Racing on now, not giving any of us a chance even to think of the weird thing, except to shudder instinctively, Kennedy drew from his pocket and slapped down on a table the photographic records that had been taken by his home-made wireless recording apparatus.

"From Mr. Burke," he said, as he did so, "I received the hint that many messages were being transmitted by wireless, secretly perhaps, from the Haytien. I wanted to read those messages that were being flashed so quietly and secretly through the air. How could it be done? I managed to install down at the dock an apparatus known as the capillary electrometer. By the use of this almost unimaginably delicate instrument I was able to drag down literally out of the air the secrets that seemed so well hidden from all except those for whom they were intended. Listen."

He took the roll of paper from the drum and ran his finger along it hastily, translating to himself the Morse code as he passed from one point to another.

"Here," cried Craig excitedly. "'Leon out of way for time safely. Revolution suppressed before Forsythe can make other arrangements. Conspiracy frustrated.' Just a moment. Here's another. 'Have engaged bridal suite at Hotel La Coste. Communicate with me there after tomorrow.'"

Still holding the wireless record, Kennedy swung about to Burke and myself. "Burke, stand over by the door," he shouted. "Walter--that tank of oxygen, please."

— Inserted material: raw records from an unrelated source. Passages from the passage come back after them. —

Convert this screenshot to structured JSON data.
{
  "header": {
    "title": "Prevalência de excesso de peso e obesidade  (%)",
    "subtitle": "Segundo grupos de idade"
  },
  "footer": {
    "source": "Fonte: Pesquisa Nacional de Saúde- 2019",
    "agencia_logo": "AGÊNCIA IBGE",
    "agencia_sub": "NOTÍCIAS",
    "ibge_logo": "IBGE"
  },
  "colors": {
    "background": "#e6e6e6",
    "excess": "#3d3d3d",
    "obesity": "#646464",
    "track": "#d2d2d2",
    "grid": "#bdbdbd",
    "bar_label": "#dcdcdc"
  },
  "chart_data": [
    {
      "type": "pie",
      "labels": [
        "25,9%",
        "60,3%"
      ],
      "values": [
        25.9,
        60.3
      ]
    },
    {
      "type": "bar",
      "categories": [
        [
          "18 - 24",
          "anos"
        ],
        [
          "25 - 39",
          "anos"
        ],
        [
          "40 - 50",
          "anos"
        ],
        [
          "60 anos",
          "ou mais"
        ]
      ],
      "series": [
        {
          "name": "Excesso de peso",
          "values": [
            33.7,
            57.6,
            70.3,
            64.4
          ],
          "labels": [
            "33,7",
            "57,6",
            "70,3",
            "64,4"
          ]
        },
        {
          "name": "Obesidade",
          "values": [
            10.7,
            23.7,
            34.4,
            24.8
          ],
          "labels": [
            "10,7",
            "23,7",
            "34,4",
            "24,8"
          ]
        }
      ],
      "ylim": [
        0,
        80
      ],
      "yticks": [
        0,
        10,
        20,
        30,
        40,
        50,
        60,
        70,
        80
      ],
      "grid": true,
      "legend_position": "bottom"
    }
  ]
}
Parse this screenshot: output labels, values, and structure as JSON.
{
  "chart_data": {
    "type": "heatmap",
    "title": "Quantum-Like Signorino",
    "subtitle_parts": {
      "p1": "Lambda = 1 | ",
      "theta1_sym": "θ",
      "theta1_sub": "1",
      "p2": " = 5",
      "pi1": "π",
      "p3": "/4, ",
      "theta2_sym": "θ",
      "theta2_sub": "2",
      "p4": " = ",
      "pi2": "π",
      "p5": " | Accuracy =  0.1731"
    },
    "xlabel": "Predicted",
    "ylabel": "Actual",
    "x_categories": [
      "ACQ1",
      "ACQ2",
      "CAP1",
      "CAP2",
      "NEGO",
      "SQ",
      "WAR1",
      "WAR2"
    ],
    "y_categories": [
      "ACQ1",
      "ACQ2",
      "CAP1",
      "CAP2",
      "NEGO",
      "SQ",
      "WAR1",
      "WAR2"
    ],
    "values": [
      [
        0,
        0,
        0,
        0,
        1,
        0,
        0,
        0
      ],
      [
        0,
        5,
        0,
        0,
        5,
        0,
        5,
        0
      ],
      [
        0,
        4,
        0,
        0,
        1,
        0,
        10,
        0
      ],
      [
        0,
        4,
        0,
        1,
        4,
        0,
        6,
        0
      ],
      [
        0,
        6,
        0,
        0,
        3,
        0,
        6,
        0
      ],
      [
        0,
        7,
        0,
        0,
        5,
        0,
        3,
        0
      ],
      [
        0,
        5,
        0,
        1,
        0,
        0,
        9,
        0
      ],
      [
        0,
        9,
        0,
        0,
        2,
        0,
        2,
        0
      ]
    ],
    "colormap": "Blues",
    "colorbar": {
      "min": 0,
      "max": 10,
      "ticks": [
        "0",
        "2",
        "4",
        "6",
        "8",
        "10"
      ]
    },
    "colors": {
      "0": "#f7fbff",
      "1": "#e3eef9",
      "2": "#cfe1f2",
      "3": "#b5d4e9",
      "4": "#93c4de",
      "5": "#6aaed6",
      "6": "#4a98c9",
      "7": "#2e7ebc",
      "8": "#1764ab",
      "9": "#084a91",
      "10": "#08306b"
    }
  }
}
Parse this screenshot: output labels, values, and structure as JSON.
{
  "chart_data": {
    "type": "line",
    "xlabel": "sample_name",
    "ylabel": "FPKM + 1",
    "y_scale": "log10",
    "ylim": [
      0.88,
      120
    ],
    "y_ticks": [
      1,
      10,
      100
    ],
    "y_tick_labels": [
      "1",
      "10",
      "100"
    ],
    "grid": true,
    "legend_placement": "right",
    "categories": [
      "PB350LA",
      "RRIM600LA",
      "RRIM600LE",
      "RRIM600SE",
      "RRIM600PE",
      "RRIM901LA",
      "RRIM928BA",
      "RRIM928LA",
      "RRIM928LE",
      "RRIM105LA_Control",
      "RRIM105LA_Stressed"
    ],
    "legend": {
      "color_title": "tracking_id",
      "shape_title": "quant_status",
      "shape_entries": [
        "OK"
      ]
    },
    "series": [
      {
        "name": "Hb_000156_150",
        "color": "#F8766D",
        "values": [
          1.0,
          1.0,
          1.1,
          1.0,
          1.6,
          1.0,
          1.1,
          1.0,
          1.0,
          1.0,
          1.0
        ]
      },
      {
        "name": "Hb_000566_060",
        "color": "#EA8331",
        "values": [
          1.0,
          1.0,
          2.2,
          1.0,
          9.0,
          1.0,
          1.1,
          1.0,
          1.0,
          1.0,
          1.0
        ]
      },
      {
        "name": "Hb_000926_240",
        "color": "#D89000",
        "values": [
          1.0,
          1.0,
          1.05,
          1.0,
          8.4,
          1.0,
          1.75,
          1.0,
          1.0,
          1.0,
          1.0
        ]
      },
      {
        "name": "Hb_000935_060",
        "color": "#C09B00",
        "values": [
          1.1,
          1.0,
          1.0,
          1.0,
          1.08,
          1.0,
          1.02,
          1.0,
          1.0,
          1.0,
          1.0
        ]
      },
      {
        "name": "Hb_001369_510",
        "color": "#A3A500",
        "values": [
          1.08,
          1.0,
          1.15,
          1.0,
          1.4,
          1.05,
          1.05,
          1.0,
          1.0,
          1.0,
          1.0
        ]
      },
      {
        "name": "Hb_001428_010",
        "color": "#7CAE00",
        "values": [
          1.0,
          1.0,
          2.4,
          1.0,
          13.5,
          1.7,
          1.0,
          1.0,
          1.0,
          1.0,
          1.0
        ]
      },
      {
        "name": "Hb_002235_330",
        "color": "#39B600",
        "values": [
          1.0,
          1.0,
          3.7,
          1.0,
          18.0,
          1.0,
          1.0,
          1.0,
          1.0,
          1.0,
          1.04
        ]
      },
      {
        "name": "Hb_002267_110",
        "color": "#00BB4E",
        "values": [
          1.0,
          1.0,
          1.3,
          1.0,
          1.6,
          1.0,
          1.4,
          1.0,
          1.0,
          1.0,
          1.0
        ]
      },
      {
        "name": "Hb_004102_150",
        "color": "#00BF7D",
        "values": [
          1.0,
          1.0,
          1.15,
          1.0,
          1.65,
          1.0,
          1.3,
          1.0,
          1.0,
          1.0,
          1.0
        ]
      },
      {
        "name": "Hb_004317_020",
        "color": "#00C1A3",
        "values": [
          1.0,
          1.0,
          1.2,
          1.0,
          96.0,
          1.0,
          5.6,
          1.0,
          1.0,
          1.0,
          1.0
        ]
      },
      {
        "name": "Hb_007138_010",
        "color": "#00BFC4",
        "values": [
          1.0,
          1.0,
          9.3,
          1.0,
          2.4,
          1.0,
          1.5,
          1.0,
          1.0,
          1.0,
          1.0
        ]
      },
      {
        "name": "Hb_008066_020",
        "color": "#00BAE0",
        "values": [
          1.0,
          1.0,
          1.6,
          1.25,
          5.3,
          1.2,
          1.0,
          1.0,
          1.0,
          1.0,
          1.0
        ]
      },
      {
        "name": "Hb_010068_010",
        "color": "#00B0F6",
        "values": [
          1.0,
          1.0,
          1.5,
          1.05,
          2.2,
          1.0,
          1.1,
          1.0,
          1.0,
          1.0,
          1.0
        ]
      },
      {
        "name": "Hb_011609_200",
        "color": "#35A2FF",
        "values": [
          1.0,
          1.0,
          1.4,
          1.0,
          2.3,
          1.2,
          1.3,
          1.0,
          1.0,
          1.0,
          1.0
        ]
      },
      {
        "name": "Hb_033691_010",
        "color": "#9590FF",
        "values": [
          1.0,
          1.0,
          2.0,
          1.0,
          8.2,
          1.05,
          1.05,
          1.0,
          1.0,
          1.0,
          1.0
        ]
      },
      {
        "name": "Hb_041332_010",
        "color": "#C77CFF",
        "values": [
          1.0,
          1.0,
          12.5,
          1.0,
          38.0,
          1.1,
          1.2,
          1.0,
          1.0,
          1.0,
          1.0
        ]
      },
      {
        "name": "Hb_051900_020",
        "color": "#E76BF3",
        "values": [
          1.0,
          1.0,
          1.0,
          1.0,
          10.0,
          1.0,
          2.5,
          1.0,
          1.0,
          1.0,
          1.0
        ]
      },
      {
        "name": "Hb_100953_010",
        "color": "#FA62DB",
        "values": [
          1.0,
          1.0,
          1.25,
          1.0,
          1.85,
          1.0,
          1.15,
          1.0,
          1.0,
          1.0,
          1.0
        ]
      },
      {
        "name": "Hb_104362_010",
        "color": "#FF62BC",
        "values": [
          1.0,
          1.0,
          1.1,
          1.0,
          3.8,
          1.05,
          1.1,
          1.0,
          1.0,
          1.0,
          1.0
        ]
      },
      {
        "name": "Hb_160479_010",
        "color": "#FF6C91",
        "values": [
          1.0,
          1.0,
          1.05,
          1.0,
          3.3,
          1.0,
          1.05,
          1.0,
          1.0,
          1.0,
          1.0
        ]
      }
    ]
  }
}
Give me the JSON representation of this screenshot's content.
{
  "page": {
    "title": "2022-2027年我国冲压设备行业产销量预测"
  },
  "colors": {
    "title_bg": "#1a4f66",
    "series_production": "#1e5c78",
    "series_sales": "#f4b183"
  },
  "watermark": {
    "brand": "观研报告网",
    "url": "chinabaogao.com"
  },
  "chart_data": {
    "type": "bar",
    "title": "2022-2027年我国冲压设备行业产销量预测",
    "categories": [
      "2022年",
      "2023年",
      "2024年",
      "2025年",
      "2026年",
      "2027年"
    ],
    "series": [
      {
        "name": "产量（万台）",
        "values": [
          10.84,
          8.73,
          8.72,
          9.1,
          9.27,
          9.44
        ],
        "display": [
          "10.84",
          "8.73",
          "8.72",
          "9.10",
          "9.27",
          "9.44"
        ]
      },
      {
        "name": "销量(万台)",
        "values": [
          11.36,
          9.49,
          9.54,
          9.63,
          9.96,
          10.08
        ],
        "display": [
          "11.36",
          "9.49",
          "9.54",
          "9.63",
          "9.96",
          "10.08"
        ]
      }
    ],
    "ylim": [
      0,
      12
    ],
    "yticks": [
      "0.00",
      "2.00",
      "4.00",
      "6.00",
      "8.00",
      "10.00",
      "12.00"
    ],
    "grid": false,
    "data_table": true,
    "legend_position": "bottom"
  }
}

I dragged over the heavy tank which he had ordered as he adjusted a sort of pulmotor breathing apparatus over Leon. Then I dropped back to my place beside Collette, as the oxygen hissed out.

Castine was now on his knees, his aged arms outstretched.

"Before God, Mr. Kennedy--I didn't do it. I didn't give Leon the poison!"

Kennedy, however, engrossed in what he was doing, paid no attention to the appeal.

Suddenly I saw what might have been a faint tremor of an eyelid on the pallid body before us.

I felt Collette spring forward from my side.

"He lives! He lives!" she cried, falling on her knees before the still cataleptic form. "Guillaume!"

There was just a faint movement of the lips, as though as the man came back from another world he would have called, "Collette!"

"Seize that man--it is his name signed to the wireless messages!" shouted Kennedy, extending his accusing forefinger at Aux Cayes, who had plotted so devilishly to use his voodoo knowledge both to suppress the revolution and at the same time to win his beautiful ward for himself from her real lover.